Adding Recurrence to Pretrained Transformers for Improved Efficiency and
Context Size
- URL: http://arxiv.org/abs/2008.07027v1
- Date: Sun, 16 Aug 2020 23:19:30 GMT
- Title: Adding Recurrence to Pretrained Transformers for Improved Efficiency and
Context Size
- Authors: Davis Yoshida, Allyson Ettinger, Kevin Gimpel
- Abstract summary: We present a novel method for applying pretrained transformer language models.
We find that our method attains better perplexity than an unmodified GPT-2 model on the PG-19 and WikiText-103 corpora.

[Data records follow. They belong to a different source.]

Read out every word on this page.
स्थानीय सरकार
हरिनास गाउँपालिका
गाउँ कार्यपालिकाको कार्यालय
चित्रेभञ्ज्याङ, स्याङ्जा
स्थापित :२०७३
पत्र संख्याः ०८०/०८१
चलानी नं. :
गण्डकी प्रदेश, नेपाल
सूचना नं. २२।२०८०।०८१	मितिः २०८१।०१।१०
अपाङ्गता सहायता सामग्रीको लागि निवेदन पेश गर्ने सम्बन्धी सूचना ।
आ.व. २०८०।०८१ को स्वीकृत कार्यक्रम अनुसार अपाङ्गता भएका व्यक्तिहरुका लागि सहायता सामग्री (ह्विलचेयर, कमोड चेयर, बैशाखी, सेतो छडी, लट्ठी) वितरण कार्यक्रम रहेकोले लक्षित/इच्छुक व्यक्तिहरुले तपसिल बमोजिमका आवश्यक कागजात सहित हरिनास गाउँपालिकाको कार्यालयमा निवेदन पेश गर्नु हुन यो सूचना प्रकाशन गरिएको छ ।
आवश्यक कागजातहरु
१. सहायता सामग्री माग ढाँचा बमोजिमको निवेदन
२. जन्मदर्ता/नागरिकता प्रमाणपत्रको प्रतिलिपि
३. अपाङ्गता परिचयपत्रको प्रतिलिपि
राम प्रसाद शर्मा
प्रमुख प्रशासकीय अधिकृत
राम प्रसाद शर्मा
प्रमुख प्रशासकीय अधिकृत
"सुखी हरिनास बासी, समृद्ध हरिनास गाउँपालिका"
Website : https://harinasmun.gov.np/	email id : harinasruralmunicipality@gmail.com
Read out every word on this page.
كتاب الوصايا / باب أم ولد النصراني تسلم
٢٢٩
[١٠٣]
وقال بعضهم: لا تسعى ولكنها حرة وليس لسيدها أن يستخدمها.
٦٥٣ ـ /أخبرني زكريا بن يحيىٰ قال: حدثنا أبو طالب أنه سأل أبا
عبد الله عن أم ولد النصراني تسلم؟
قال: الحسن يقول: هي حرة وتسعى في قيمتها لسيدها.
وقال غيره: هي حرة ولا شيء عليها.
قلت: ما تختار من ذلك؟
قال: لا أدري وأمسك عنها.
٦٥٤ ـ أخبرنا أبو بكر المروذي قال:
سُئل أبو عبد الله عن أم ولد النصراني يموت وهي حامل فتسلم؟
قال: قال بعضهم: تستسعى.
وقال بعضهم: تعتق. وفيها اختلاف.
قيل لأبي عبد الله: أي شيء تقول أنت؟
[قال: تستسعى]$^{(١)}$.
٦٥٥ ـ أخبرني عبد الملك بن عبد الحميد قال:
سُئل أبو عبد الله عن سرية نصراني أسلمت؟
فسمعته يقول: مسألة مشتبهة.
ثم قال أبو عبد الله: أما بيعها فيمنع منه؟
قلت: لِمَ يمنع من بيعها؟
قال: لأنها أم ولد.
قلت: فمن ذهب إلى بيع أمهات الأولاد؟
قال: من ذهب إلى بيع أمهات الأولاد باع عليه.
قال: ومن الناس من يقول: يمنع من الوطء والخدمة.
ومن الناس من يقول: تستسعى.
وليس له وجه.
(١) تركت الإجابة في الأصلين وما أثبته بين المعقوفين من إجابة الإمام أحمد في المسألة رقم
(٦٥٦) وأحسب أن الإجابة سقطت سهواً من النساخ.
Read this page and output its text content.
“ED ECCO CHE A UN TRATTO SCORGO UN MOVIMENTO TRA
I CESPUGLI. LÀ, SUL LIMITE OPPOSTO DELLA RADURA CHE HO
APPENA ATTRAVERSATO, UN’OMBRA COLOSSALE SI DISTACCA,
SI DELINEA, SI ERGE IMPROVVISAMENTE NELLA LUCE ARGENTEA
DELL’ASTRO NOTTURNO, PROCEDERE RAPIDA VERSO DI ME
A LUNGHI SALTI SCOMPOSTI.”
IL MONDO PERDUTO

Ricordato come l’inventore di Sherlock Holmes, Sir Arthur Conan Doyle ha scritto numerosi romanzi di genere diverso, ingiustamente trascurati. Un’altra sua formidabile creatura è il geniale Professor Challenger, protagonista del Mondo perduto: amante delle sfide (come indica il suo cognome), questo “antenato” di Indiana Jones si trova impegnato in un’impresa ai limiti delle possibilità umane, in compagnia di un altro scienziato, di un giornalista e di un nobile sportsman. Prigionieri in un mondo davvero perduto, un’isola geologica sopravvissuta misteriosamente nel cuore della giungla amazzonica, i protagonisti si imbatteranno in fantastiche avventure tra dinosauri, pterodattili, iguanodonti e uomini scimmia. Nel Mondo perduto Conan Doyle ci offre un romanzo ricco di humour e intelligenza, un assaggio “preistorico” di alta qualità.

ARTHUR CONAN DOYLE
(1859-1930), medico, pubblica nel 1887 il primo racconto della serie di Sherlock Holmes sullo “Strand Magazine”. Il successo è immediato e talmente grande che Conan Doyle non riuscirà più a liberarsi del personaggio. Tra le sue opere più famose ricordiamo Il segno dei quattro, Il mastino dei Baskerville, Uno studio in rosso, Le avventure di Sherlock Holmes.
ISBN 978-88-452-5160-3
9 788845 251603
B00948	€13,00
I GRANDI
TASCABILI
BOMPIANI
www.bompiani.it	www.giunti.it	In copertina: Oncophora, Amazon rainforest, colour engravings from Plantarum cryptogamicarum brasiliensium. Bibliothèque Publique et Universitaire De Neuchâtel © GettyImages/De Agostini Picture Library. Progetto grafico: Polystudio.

- Score: 41.624797099537375
- License: http://arxiv.org/licenses/nonexclusive-distrib/1.0/
- Abstract: Fine-tuning a pretrained transformer for a downstream task has become a
standard method in NLP in the last few years. While the results from these
models are impressive, applying them can be extremely computationally
expensive, as is pretraining new models with the latest architectures. We
present a novel method for applying pretrained transformer language models
which lowers their memory requirement both at training and inference time. An
additional benefit is that our method removes the fixed context size constraint
that most transformer models have, allowing for more flexible use. When applied
to the GPT-2 language model, we find that our method attains better perplexity
than an unmodified GPT-2 model on the PG-19 and WikiText-103 corpora, for a
given amount of computation or memory.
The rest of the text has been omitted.